Beneath the top football field layer is a base of pureed San Marzano tomatoes, chopped fresh garlic, and mozzarella and Parmesan cheeses for extra yumminess. You could also just use whatever tomato sauce you have on hand if San Marzano tomatoes aren’t available, but I find that the extra tang of the tomatoes complements this pie incredibly well. If you’re a fresh basil fan like I am, you can also sprinkle on some chopped fresh basil at the end as it goes well with the flavors of the football pizza.
Since the boyfriend lives down the street from Di Palo’s, I love picking up their pizza dough, homemade fresh ricotta, and fresh spicy Italian sausage for this, but the store bought varieties will still produce favorable results. I used a spoon to draw on the yard lines with the ricotta, but it you want to be even more precise, you could fill a sandwich bag with your ricotta and cut off the corner to make a piping bag so that the lines are thinner and more like true yard lines. But let’s be honest, after a few beers on game day, this Sausage Kale and Ricotta Pizza will be a crowd pleaser no matter what.

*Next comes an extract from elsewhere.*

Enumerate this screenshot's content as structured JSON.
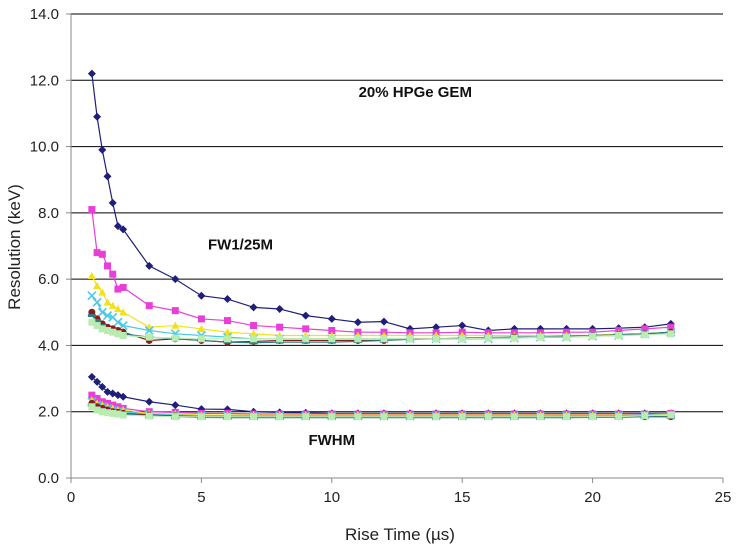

This football pizza uses spicy Italian sausage, kale, and ricotta to form a football field, perfect for the Superbowl or any football Sunday.
- 12 oz. pizza dough
- 8 oz. spicy Italian sausage, removed from the casing and crumbled
- 5 oz. chopped kale, stems removed (about 4 handfuls)
- 8 oz. fresh or storebought ricotta
- 1/3 cup pureed San Marzano tomatoes or tomato sauce
- 2 cloves fresh garlic, chopped
- 4 oz. shredded low-moisture mozzarella cheese
- 4 oz. shredded or grated Parmesan
- 1 1/2 tbsp. olive oil, divided
- 1/2 tsp. salt
- 1/2 tsp. fresh ground pepper
- If your dough was refrigerated, place your dough in a dry bowl 30-45 minutes before prep to rest while preparing the rest of the ingredients so it's easier to handle and stretch.
- Preheat the oven to 450 degrees F.
- Remove the casings from the sausage and cook the meat over medium-high heat in a skillet, crumbling and breaking down the sausage in the pan and cooking until browned, about 8-10 minutes. Remove from heat and set aside.
- Place chopped kale, 1/2 tbsp. olive oil, salt, and pepper in a bowl and massage until evenly coated. Set aside.
- Spread 1 tbsp. olive oil on the bottom of a baking pan until evenly coated. Stretch pizza dough across the bottom of the pan until it reaches all corners to form a rectangle.
- Spread tomato puree/sauce evenly onto the dough, leaving 1/2 inch crust. Spread chopped fresh garlic then mozzarella and Parmesan cheeses across the pizza.
- Bake the pizza in the oven for 10 minutes, then remove from the oven, poking any bubbles that have risen to form a flat surface. Add the sausage to the middle of the pizza to form a football shape, then arrange the kale around the football to fill the empty space and form the field. Bake in the oven for an additional 10 minutes until the kale begins to brown at the edges.
- Remove the pizza from the oven and draw on the yard lines with the ricotta cheese. If desired, heat the pizza in the oven for an additional 1-2 minutes. Take your picture, slice, then serve and enjoy.